La verdad, no tenía mucha intención de postear en este hilo, ya que mi infancia transcurrió de manera totalmente feliz, sin enfermedades ni desgracias familiares. Mi primer encontronazo con la muerte no fue hasta los 17 años, cuando una de mis mejores amigas de la infancia murió de cáncer. Y aunque fue un varapalo duro que me dejó tocado una temporada, tampoco creo que marcara radicalmente un antes y un después en mi vida. Y cuando la persona a la que más quería en el mundo (mi abuelo) dejó de reconocerme a causa del Alzheimer, ya estaba demasiado crecido (25 años) como para afirmar que ese hecho me obligó a madurar.
No obstante, como a lo largo del hilo se han mencionado algunas experiencias personales con las que mi trayectoria vital presenta ciertos paralelismos, voy a comentarlos.
Como ya he dicho, mi infancia trascurrió de manera tranquila, sin incidentes. Vivía en un pueblo pequeño en el que todo el mundo se conocía e iba a un colegio público en el que me sentía perfectamente integrado: tenía un buen puñado de amigos y me llevaba bien con todos mis compañeros.
Como a algunos de vosotros, el cambio trascendental se produjo en la pubertad, cuando mis padres decidieron cambiarme de colegio. A pesar de que yo siempre había sido un estudiante modelo y nunca había tenido el menor problema en la escuela, mis padres no les gustaba la falta de seguridad y la fauna tan plural que allí había. Así que, con la mejor de las intenciones, me enviaron a un colegio privado situado a diez kilómetros de donde vivíamos, y ese cambio marcó profundamente todo el devenir posterior de mi vida.
Y es que en aquel nuevo ambiente pasé de ser uno más a ser "rarito" y "diferente". Nunca llegué a congeniar demasiado con la mayoría de mis compañeros, con los que no compartía demasiados intereses. Yo era un "chapón" y un "friki" que leía (y dibujaba) cómics, escuchaba música chunga y leía libros gordos de autores muertos hace siglos (curiosamente, a esa edad todavía no había descpertado mi interés por el cine). Como hablaba poco, a menudo me preguntaban a menudo si era autista (!?) y como me pasaba mucho rato perdido entre los libros (mi rincón favorito del colegio era la biblioteca, en la que nunca había nadie, a excepción de un servidor) y sacaba buenas notas, me decían si era superdotado (!!??)

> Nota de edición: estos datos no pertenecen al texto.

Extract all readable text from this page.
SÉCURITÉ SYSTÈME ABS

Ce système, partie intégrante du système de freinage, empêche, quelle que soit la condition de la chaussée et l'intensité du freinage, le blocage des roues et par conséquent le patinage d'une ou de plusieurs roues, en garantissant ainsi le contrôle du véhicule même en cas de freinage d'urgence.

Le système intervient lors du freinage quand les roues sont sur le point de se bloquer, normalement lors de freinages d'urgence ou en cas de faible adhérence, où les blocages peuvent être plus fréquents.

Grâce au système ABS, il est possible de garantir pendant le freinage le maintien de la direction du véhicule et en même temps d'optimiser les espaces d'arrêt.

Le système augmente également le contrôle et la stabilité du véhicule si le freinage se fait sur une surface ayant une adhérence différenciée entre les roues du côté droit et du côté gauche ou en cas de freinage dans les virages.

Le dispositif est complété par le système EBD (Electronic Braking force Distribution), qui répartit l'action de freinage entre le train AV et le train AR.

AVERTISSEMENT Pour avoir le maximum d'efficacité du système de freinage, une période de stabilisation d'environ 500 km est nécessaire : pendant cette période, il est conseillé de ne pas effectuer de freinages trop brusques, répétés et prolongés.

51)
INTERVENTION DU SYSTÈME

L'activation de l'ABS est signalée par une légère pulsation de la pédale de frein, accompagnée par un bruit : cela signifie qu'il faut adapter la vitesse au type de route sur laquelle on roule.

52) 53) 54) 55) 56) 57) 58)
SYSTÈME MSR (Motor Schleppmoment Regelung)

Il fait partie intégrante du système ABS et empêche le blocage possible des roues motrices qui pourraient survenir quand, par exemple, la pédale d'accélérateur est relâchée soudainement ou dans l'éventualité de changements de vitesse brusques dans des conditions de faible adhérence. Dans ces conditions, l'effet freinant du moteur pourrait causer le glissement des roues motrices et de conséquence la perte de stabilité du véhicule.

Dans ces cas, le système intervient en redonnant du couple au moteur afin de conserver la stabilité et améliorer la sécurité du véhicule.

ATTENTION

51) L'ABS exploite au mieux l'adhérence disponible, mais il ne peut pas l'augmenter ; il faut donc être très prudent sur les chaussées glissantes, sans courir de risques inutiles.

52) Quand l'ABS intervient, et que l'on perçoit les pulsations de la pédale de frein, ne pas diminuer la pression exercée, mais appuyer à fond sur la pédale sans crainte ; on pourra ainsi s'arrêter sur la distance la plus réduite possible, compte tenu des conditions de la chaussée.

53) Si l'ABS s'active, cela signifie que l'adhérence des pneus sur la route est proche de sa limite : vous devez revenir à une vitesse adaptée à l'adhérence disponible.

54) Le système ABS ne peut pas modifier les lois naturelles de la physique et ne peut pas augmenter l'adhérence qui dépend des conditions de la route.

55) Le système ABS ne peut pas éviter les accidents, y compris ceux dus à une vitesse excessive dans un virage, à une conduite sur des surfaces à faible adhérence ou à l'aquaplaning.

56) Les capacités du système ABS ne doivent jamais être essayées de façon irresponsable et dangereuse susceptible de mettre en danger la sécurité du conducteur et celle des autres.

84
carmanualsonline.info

Así que gran parte de mi adolescencia la pasé bastante solo, porque a los pocos amigos que conseguí hacer en aquel colegio nunca los veía fuera del horario escolar y con los viejos amigos del barrio fui perdiendo el contacto poco a poco. Y aunque, a primeras, esto pueda sonar bastante deprimente, tampoco os creáis que tuve una adolescencia especialmente infeliz. Tenía muchas aficiones con la que llenar mi tiempo libre, así que no tenía momento para deprimirme. Y al colegio siempre fui alegre, porque las ganas de aprender cosas nuevas no las perdí nunca. Pero es cierto que a veces daba muchísima rabia esa sensación de no encajar con tu "entorno", de querer hacer cosas como ir a ver una determinada película que te interesa ver y que nadie quiera ir contigo.
Y aunque en edad adulta he logrado hacer unos cuantos buenos amigos, siempre me ha quedado de aquella época una cierta "torpeza social". Me cuesta muchísimo relacionarme con gente nueva a la que no conozco de nada, me da una envidia tremenda esa gente que llega a un sitio y a los cinco minutos ya está hablando con todoquisque como si fueran colegas de toda la vida.
Pero, por su lado, aquellos años de ostracismo también trajeron sus cosas buenas, y es que me convirtieron en una persona bastante independiente. Con el tiempo, he conocido a mucha gente que es incapaz de estar un fin de semana sola (a veces, ni una tarde) o que si no tienen con quién ir a ver una peli o una obra de teatro, prefieren perdérsela a ir en soledad. O gente que se siente una basura por no tener pareja. Creo que depender tanto de los demás es una desventaja, y me alegro de no tener que cargar con esa tara.
Hace algunos años, después de un importante varapalo emocional (el "amor de mi vida" me había puesto los cuernos, sumado al hecho de que llevaba ya un tiempo quemado por los estudios), sentí que necesitaba un cambio de aires, así que preparé los bártulos y me fui a vivir a otro país, sin saber hablar el idioma y sin conocer a nadie. Mucha gente sería incapaz de hacer algo así y, sin embargo, para mí fue una de las experiencias más gratificantes de mi vida. Y me la hubiera perdido si me hubiera dejado dominar por el miedo a la soledad. Así que, como dice el dicho popular, nunca hay mal que por bien no venga.